Common pitfalls and how to avoid them

Apex/root domain limitations

DNS standards don’t allow a CNAME at the zone apex (example.com). If your Azure target is a hostname (common for PaaS), you have three practical choices: use an A record (if the platform provides a stable IP for this purpose), use ALIAS/ANAME at the DNS provider, or make www the canonical host and redirect the apex to it.

TTL choices during setup vs steady state

• During setup: use a low TTL (e.g., 300 seconds) so fixes propagate quickly.
• After stable: consider increasing TTL (e.g., 3600 seconds) to reduce DNS query volume and improve resilience to transient DNS provider issues.
• Beware caching: even after you lower TTL, resolvers that cached the old value may keep it until the previous TTL expires.

Record name/host formatting errors

• DNS UIs differ: some want www, others want www.example.com. Entering the full name when the UI expects only the label can create www.example.com.example.com.
• For TXT validation, the host label must match exactly (for example asuid.www vs asuid).
• Don’t add quotes around TXT values unless your DNS provider requires it (most do not).

Conflicting records

You cannot have a CNAME and another record type (A, TXT, MX) on the same exact name. For example, if www is a CNAME, you cannot also have an A record for www. Keep TXT validation records on the specific validation label Azure provides (often asuid.www), not on the same name as the CNAME.

Redirect consistency (www ↔ root)

Pick one canonical host to avoid duplicate content, confusing cookies, and inconsistent links:

• Option A (common): canonical www.example.com, redirect example.com → www.example.com.
• Option B: canonical example.com, redirect www.example.com → example.com.

Where to implement redirects depends on hosting:

• App Service / Container Apps: implement in app middleware or platform routing features available to you; ensure health checks and probes use the canonical host if required.
• VM: implement in the web server (for example, an Nginx/Apache redirect server block) so the redirect happens before application logic.
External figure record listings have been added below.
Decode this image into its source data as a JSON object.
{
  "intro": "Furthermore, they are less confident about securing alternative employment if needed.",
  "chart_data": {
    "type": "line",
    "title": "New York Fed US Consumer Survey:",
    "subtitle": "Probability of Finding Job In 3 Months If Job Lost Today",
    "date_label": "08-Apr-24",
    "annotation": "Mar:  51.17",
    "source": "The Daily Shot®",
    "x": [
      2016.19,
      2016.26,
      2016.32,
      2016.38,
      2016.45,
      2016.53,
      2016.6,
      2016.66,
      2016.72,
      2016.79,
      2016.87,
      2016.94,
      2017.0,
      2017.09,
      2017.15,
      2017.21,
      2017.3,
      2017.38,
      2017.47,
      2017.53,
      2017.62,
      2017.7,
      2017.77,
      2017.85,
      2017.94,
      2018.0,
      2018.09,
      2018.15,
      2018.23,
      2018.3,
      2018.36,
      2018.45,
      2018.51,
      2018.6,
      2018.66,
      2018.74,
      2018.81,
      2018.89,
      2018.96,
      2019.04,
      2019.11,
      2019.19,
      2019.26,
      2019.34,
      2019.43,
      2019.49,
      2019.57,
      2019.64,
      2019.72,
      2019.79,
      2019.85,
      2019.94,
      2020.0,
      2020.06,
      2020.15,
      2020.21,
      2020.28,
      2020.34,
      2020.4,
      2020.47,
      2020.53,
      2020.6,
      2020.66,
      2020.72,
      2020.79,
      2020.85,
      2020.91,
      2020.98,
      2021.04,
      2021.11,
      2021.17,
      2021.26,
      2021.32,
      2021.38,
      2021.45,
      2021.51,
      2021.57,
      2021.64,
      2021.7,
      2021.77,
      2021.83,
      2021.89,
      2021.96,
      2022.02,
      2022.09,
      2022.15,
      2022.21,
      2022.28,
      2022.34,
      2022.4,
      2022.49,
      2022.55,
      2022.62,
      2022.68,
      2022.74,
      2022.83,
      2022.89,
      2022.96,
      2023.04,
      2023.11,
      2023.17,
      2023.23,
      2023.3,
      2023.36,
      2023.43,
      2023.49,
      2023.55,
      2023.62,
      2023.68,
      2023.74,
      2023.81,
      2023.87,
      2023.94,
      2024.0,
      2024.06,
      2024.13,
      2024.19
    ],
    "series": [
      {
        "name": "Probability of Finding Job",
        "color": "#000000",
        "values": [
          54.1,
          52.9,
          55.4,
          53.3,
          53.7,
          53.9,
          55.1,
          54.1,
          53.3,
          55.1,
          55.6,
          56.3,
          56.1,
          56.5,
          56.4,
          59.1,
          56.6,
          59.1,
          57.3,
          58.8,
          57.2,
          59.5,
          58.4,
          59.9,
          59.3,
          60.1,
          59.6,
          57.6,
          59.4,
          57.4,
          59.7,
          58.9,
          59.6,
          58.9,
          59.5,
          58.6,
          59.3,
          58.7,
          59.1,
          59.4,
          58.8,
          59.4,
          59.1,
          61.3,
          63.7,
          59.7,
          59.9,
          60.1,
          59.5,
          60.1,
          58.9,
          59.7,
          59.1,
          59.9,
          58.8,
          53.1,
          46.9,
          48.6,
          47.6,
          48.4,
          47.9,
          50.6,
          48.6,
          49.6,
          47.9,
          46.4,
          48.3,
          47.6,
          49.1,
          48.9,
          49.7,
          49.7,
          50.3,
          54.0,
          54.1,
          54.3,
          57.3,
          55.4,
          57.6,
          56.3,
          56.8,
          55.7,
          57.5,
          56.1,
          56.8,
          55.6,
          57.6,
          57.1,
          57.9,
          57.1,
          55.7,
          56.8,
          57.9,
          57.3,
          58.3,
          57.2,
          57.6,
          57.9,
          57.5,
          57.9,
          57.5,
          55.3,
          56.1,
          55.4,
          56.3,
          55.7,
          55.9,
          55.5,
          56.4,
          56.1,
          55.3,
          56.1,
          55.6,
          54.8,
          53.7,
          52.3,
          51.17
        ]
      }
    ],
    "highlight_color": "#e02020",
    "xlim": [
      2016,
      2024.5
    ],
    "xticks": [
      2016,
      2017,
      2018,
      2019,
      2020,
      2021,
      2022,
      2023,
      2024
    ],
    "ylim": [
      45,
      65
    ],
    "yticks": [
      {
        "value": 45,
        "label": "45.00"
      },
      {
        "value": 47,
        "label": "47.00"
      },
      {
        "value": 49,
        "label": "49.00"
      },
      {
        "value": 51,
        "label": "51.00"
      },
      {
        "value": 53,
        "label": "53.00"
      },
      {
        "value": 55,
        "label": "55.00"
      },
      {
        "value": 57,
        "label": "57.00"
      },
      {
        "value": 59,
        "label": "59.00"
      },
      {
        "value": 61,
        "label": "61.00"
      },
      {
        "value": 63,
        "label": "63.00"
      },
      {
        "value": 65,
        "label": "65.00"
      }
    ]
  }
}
Propagation vs platform validation timing

It’s common to add records and immediately click “Validate” in Azure. If validation fails, first confirm the record is visible from a public resolver, then retry. If you can see the record publicly but Azure still fails, double-check you created the record in the correct DNS zone (especially if you manage subdomains in separate zones).

Public IP changes (VMs and some IP-based mappings)

If your mapping relies on an A record to an IP address, any IP change will break the domain until DNS is updated and propagated. For VM hosting, use a static public IP. For PaaS, prefer CNAME-based mapping where possible, and be cautious about designs that depend on a single fixed IP unless you intentionally front the app with an IP-stable component.